Speaking on the theme of the expo, which has been running for four consecutive years, Runsewe noted that it was in recognition of the fact that no nation is an island.

“For us to take full advantage of the diverse arts and crafts products in Nigeria, we must open our doors to the international audience and engage with industry players and global stakeholders in arts and crafts.

“This will enable us to showcase our unique cultural manifestations and tap into the global best practices.

“In fact, the whole essence of the exposition is to provide a platform for all stakeholders to exhibit their products, interact and network for business partners as well as foster international unity, understanding and partnership.”

Speaking on the security challenges confronting the world, the NCAC boss called on culture enthusiasts and stakeholders to engage the cultures and cultural manifestations to engender sustainable peace and social cohesion.

“It is in strategic response to the realities of our time that I launched the campaign ‘International Diplomacy for Peace’ at the closing ceremony of the 2018 edition of the expo. Culture, with all its manifestations, is a very strong vehicle for propagating and promoting peace. We must continue to use it in dousing tension, suppressing violence and propagating peace in our land,” the NCAC DG admonished.

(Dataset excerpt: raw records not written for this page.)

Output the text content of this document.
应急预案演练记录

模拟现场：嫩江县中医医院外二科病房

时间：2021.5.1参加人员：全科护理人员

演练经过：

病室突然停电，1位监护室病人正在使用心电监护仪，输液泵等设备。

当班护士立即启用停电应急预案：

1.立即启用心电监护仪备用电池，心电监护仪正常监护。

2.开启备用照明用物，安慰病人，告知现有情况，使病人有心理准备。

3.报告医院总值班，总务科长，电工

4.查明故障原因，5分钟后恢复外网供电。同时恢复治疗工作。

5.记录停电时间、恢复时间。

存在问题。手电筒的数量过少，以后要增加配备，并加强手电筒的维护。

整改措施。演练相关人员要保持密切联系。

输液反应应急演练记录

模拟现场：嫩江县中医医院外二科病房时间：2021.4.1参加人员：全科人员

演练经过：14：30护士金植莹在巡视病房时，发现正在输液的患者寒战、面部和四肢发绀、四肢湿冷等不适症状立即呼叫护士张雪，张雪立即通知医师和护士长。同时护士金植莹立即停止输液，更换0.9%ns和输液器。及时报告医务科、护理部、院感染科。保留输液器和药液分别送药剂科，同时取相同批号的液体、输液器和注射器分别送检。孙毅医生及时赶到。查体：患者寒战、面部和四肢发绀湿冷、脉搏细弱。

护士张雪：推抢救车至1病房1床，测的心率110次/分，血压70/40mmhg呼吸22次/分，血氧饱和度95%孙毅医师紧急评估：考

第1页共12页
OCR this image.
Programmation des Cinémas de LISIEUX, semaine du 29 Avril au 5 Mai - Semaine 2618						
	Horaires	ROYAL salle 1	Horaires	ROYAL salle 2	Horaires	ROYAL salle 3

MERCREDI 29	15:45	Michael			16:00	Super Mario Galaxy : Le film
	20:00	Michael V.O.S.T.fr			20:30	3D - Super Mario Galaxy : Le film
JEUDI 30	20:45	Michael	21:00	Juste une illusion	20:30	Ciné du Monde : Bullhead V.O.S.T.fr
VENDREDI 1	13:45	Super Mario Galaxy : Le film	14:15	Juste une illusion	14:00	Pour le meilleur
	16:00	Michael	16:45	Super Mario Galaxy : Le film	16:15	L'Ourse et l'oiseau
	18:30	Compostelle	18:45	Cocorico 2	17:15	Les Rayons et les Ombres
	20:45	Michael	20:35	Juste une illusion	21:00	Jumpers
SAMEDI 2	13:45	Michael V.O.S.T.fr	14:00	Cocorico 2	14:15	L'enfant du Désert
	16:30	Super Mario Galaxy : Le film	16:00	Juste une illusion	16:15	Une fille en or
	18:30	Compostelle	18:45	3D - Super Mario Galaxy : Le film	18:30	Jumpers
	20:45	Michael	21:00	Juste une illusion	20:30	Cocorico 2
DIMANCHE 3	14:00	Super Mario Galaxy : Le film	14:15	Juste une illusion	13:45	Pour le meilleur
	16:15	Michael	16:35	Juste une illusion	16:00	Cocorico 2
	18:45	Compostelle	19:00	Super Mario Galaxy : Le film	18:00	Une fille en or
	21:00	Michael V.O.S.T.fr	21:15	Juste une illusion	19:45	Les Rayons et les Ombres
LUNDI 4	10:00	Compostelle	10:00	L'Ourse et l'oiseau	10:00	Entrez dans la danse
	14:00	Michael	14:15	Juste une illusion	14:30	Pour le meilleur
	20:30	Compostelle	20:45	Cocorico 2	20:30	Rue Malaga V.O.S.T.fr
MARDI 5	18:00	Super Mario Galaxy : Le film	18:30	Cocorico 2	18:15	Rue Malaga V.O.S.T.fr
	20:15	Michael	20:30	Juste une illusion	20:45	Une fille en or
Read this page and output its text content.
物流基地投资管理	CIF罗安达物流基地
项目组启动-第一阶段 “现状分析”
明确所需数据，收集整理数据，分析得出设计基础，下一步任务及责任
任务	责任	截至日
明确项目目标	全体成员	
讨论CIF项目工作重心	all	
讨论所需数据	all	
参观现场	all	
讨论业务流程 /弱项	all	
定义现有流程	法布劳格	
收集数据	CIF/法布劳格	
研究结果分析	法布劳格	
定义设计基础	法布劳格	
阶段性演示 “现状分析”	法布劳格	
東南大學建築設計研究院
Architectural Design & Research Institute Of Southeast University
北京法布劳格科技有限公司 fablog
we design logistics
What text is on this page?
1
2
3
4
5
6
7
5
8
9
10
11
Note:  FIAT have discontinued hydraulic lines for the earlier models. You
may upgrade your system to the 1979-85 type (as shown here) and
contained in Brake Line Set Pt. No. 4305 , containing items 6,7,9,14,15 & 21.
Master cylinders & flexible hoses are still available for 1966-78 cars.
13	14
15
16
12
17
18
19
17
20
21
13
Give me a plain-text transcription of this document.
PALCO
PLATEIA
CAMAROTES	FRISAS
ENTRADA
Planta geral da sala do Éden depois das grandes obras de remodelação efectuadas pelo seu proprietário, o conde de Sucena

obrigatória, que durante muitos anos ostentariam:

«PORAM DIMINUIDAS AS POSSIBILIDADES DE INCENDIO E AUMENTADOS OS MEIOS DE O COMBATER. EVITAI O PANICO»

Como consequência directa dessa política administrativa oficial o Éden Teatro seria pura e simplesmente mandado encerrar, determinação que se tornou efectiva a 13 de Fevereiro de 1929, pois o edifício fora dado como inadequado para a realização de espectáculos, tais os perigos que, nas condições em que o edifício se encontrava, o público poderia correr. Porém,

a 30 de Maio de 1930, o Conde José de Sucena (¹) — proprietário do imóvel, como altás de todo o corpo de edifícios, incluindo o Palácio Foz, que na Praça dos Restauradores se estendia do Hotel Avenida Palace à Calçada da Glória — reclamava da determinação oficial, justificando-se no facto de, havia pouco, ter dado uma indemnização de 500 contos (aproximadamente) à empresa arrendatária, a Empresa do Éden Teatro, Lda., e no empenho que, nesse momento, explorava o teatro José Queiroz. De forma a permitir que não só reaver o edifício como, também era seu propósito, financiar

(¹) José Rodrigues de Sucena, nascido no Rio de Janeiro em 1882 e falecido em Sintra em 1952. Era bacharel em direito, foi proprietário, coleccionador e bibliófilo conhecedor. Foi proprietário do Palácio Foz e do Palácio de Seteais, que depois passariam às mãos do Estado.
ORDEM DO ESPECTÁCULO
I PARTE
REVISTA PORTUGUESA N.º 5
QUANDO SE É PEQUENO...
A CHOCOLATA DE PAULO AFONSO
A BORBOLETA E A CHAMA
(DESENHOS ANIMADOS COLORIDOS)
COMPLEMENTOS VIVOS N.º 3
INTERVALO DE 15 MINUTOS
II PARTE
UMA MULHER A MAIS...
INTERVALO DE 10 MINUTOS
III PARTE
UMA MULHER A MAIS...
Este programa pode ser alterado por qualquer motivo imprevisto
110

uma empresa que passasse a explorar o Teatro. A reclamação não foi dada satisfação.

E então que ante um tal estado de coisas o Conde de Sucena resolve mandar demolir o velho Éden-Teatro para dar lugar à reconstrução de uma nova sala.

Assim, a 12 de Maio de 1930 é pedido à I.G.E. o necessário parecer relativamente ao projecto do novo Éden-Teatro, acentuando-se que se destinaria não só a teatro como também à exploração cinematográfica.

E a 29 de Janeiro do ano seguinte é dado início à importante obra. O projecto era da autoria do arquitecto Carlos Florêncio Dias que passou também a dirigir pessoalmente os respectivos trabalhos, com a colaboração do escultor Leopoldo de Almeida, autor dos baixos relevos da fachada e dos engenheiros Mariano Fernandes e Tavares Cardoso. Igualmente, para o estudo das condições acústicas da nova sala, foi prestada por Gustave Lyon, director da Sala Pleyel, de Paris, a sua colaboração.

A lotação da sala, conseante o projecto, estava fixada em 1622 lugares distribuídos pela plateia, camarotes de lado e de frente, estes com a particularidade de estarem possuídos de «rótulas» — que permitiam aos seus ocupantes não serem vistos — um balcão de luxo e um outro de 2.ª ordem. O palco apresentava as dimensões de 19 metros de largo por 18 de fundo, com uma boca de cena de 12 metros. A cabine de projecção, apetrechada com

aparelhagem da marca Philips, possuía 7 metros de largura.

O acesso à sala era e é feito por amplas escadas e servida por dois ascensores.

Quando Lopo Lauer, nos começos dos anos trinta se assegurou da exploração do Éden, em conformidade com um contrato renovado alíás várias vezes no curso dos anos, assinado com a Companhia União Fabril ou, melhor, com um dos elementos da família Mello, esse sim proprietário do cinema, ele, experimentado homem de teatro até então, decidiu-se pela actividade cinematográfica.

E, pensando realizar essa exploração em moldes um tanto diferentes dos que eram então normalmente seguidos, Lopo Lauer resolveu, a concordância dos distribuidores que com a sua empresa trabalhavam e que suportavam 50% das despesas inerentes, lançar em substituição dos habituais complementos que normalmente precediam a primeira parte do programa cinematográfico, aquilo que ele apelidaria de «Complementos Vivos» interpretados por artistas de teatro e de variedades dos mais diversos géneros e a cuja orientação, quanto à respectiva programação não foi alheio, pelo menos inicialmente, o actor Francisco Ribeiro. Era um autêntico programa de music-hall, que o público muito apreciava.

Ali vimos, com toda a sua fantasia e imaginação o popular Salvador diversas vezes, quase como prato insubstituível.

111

Considering the large turnout and the success that greeted the edition, Runsewe charged Nigerians to protect the country against negative impressions. He noted that if there were no relative peace in Nigeria as portrayed by some sections of the media, it would be almost impossible to record over 40 countries in attendance.

“So, we must be aware that making Nigeria great is the responsibility of all of us,” Runsewe stated.

Some participants, who spoke to The Guardian, expressed satisfaction with the organisation and commended Runsewe for activities such as this, which is a fillip for cultural growth.

Aliu Kulibali, a Malian, described this year’s outing as impressive. He also commended NCAC for choosing a ‘fantastic’ venue and for bringing together so many countries. According to him, this was the best edition since he started attending the expo.

Is there any area he would like the organisers to improve on?

Kulibali asked for an extension of days from three to at least, five days.

Francis Iba, from Akwa Ibom State, said the programme is a unifying instrument for the country.

On what interested him most in the expo, Iba identified the glamour introduced by the Chief Executive of NCAC “who understands what he is doing.”

According to Iba, Runsewe at the helm of affairs, the organisation would not be as beautiful as it was.

“He knows what he is doing. He brings people together and shows them what he knows about culture. That is what I am seeing today,” he said.

Iba is comfortable with the number of days but feels the expo should be expanded beyond its current size.

“The organisation was wonderful and the venue provided a very conducive atmosphere for the exhibition. This is rainy season, and you cannot achieve this kind of exhibition outdoors because of the rain, and considering also the insecurity in the country, this is the best venue for such an exhibition for now.

“Also, many Nigerians have benefited from the skills acquisition programme. Most people will leave this venue to start up their private businesses; this is an advantage for the youths. So, we encourage this kind of programme to hold from time to time so that our youths can benefit more.

“Imagine the number of youths that attended the training. Both secondary school students and their counterparts in tertiary institutions held down by the ASUU strike benefited from the skills acquisition programme.

“Beyond the benefits, I have listed, the contacts generated were numerous. I know the number of contacts I made here that will add value to my work as a culture officer.”

About 180 youths participated in different trades and at the end of the training, they were awarded certificates and provided starter kits by NCAC.

Skill acquisition programme was one of the greatest innovations introduced into the Expo by Runsewe, and since then, more Nigerians including youths and women have benefited from it.